MANAUS — A seca do Rio Negro em Manaus isolou até fluxos de água. A situação ocorre na Marina do Davi, na Ponta Negra, zona oeste da capital. Local de intenso fluxo de embarcações privadas de lazer e transporte de ribeirinhos para comunidades da zona rural da capital, a Marina é hoje uma extensa área de areia e lama. O único veio de água está bloqueado por uma Balsa Fluvial de Endemias da Semsa (Secretaria Municipal de Saúde) que ficou atravessada no leito do rio.
Flutuantes comerciais e de atracadouros para embarcações estão em terra firme. Alguns, na parte mais funda do rio, estão presos na areia. É o caso da base de pesquisa do Inpa (Instituto Nacional de Pesquisas da Amazônia). O ATUAL constatou a situação nesta quarta-feira (2).
Funcionários do Instituto usaram enxadas para abrir uma canaleta para que a pouca água no leito do rio pudesse fluir. É que a balsa encalhou exatamente no canal por onde passa água, que fica represada somente de um lado. O flutuante do Inpa serve de apoio aos pesquisadores quando o rio está cheio.
A balsa foi ancorada na Marina do Davi no dia 16 de maio deste anos para atender 74 comunidades. Funciona das 8h às 17h30 para assistência de saúde como aplicação de vacinas. Para chegar à embarcação é preciso andar. A dificuldade de acesso reduziu o atendimento praticamente a zero.
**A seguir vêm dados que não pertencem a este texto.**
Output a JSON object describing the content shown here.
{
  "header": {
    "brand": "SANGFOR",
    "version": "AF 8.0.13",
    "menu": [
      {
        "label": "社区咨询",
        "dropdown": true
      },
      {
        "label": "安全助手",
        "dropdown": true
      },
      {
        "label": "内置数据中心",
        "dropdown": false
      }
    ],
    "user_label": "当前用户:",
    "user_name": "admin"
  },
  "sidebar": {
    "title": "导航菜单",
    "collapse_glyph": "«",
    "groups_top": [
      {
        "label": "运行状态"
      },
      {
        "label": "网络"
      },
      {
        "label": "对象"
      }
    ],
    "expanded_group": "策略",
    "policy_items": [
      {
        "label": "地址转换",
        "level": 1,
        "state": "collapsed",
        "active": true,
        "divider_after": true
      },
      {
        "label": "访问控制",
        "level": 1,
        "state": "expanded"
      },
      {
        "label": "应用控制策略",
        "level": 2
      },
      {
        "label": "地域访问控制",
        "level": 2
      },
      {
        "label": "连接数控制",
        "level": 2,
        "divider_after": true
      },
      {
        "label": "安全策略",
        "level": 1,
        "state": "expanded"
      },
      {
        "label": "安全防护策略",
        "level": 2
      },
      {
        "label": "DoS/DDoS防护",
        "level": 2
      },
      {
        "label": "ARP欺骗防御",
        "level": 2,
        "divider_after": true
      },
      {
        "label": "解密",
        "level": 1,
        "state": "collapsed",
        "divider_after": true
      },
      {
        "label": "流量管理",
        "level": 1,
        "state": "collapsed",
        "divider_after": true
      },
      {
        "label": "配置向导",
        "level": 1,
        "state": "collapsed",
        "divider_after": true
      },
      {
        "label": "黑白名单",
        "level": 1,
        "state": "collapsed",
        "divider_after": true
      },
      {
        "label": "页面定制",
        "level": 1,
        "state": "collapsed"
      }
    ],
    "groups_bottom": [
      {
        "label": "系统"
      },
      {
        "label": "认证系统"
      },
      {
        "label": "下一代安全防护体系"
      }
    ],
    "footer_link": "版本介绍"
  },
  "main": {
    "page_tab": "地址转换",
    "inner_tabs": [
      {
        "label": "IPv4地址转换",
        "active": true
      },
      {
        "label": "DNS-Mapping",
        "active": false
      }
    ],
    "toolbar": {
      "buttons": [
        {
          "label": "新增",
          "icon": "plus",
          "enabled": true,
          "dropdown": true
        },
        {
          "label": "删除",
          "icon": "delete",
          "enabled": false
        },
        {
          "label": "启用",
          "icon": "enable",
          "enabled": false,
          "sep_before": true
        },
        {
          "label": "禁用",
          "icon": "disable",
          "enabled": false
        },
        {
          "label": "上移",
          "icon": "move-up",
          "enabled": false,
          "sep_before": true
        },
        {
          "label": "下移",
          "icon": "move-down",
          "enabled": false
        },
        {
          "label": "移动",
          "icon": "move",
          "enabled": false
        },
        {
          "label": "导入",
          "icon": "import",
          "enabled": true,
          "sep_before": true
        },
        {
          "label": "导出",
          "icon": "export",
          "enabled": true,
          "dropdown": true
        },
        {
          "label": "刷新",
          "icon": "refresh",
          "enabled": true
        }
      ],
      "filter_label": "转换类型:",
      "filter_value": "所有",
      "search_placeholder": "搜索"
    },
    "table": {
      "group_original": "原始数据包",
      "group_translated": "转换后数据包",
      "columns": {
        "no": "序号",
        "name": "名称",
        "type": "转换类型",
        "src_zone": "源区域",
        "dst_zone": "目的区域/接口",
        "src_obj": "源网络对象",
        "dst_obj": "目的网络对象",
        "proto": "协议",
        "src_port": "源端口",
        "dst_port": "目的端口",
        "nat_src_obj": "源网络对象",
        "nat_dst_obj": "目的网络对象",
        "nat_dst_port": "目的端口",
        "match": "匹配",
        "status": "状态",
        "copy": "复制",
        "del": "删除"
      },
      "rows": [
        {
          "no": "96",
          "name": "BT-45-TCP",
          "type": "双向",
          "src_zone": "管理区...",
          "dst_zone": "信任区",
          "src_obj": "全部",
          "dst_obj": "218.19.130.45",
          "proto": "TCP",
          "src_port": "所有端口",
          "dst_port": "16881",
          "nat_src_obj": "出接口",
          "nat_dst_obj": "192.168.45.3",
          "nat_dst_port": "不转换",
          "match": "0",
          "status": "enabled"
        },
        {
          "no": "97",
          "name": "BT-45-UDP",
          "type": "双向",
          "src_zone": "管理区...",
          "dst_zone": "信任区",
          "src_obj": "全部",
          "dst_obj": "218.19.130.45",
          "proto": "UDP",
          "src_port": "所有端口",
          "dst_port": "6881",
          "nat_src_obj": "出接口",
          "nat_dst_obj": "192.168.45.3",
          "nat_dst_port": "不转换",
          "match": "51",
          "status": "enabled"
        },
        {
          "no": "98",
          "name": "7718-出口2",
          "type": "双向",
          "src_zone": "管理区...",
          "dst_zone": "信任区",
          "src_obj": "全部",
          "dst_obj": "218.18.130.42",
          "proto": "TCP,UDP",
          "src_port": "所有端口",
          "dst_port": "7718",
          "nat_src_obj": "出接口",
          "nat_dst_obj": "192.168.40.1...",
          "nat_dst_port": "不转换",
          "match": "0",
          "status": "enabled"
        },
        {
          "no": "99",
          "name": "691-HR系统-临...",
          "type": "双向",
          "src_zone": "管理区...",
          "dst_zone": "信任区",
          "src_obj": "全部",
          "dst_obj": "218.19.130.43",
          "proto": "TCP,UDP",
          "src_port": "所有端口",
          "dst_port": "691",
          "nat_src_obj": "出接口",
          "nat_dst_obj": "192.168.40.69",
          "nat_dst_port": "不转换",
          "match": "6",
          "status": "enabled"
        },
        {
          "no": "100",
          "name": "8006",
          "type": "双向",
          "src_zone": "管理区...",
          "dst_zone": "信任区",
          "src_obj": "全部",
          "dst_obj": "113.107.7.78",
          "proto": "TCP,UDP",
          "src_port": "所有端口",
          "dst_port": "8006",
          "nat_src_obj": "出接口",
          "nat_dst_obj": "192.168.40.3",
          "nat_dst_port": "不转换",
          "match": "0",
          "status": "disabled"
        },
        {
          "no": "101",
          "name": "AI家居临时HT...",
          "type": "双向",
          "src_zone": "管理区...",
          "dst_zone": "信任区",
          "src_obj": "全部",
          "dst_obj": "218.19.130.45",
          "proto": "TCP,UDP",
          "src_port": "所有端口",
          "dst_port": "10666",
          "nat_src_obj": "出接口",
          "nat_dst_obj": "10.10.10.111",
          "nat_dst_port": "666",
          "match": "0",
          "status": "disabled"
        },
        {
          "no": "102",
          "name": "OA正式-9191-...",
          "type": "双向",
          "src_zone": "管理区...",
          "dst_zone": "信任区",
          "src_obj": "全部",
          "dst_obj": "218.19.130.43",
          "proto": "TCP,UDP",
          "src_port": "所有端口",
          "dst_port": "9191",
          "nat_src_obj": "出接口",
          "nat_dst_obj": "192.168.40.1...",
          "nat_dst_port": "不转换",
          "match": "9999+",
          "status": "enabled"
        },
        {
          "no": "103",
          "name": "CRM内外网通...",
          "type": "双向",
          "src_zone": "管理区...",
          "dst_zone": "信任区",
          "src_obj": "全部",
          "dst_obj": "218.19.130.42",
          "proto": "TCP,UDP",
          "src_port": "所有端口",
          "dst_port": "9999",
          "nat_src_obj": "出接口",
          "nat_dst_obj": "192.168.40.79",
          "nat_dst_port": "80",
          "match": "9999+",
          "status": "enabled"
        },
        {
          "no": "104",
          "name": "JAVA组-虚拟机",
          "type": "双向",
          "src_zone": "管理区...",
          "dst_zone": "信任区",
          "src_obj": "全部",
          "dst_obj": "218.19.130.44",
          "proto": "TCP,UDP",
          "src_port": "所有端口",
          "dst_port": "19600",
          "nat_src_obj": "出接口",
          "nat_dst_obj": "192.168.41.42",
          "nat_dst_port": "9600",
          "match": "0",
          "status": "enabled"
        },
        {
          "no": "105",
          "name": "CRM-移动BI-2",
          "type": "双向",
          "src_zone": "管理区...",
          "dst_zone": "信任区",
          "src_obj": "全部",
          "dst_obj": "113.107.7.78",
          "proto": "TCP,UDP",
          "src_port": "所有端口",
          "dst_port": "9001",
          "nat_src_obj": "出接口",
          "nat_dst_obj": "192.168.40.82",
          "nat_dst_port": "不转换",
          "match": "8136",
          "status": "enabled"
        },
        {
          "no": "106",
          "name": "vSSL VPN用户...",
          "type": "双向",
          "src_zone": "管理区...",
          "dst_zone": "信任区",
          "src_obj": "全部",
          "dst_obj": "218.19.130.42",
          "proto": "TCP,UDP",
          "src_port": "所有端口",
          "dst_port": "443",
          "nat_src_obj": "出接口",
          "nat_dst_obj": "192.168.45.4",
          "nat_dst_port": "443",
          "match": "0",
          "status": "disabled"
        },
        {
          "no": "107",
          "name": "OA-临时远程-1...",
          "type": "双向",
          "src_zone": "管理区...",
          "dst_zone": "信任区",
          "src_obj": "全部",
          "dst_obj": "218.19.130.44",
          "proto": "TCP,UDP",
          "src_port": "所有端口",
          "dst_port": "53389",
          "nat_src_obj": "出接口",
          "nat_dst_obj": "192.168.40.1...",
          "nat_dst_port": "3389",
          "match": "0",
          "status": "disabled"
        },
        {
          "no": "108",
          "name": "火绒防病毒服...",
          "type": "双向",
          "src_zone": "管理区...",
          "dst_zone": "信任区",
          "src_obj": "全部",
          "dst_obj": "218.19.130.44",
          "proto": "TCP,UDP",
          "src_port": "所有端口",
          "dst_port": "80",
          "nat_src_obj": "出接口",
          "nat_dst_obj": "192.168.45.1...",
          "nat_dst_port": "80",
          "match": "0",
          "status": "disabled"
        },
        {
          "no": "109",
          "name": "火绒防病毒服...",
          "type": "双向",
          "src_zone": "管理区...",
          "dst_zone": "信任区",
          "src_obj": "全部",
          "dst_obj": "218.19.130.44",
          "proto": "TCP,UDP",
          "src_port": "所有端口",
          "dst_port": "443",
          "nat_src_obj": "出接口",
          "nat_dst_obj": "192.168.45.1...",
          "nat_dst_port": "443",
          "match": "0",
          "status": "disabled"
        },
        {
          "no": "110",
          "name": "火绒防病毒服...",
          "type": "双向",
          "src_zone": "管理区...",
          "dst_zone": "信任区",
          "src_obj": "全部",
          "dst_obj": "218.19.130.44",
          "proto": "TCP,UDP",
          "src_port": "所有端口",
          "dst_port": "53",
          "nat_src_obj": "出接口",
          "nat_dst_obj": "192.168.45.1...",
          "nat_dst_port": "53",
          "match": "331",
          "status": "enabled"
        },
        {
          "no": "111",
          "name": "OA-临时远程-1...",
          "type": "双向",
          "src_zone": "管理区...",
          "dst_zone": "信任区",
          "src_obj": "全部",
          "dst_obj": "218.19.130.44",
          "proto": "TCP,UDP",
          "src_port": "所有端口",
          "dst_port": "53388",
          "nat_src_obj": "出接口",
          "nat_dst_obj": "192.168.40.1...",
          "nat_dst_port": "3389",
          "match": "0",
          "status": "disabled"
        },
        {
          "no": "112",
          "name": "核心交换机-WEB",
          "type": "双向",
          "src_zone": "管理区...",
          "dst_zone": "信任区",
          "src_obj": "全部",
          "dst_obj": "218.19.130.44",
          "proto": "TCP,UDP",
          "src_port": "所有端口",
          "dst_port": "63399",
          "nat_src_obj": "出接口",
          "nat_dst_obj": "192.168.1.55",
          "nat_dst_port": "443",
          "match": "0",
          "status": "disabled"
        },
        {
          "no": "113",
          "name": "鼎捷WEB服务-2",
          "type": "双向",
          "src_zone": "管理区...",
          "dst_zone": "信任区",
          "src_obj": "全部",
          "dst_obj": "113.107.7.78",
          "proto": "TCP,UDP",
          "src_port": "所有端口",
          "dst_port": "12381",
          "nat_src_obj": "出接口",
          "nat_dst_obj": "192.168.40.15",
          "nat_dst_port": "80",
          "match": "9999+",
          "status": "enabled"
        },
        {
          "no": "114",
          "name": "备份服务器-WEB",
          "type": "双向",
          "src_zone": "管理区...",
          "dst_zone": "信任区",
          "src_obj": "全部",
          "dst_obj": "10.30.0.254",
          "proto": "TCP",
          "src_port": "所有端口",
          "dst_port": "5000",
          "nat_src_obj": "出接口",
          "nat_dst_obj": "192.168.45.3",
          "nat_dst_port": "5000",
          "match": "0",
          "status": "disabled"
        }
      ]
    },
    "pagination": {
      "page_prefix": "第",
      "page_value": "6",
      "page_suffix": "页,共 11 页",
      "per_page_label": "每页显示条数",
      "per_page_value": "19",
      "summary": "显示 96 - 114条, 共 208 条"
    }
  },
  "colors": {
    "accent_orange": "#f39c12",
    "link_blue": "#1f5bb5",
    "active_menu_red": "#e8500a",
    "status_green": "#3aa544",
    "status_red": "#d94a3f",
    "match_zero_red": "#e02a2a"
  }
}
O ATUAL consultou a Semsa sobre porque a balsa foi mantida no local mesmo durante a seca do rio, mas não houve resposta até a publicação da matéria.
Afetados
A situação afetou o trabalho no local. O mecânico marítimo Marcos Antônio, de 69 anos, dono de três flutuantes no local em que faz reparos em embarcações, ficaram encalhados. “As dificuldades são porque agora os barcos não chegam até aqui [flutuantes] e tenho que ir lá fora para fazer os serviços”, disse.
Marcos Antônio disse que está se mantendo com os trabalhos que ficaram pendentes do ano passado. A renda da família diminuiu porque não há condições para trabalhos mais longos porque não há onde atracar os barcos.
Moradores de comunidades que utilizam a Marina para desembarcar em Manaus também sofrem com o isolamento. Morador da Comunidade Ebenézer, o pescador Josué Bastos Gama, de 49 anos, relatou que antes levava 45 minutos no trajeto até Manaus, agora na seca o tempo é de 1h20.
Na quarta-feira, Josué Bastos veio a Manaus trazer a esposa para atendimento de saúde. Ela foi ao médico sozinha e ele voltou para casa porque os animais e a horta precisam de cuidados. “Os peixes sumiram”, disse, ao revelar que a pesca é uma das fontes de alimentos da família. Ele disse que recebe cesta básica da Prefeitura de Manaus.
Passagem
Os trabalhadores que fazem transporte fluvial de pessoas às comunidades, praias e flutuantes para lazer também foram afetados, uma vez que o fluxo de pessoas diminuiu em 80%. Com a seca, o transporte é apenas de moradores das comunidades.
Adonis Custódio, que faz parte da Cooperativa Aquaviário de transporte de Passageiros, trabalha há 18 anos no serviço. Ele disse que os trabalhadores estão usando lanchas pequenas, pois as maiores não conseguem chegar à Marina do Davi.
Antes, as lanchas levavam até 80 pessoas, mas agora as menores transportam de 6 a 15 passageiros. “Houve também uma adaptação de valores. Antes a viagem era 12 reais para as comunidades mais próximas, mas agora as lanchas não conseguem chegar no porto e eles precisam pagar um rabeta [canoa com motor de hélice longa] para os levar”, conta Adonis Custódio. A passagem custa R$ 10.
A Defesa Civil estadual informou que a estiagem afeta 86.921 mil famílias no Amazonas – 747.642 mil pessoas. Essa é considerada a segunda maior seca do estado em 120 anos, atrás apenas da de 2024, quando a cota do Rio Negro atingiu 12,70 em 26 de outubro. Nesta quinta-feira, a profundidade do Rio Negro na orla de Manaus é de 12,77m.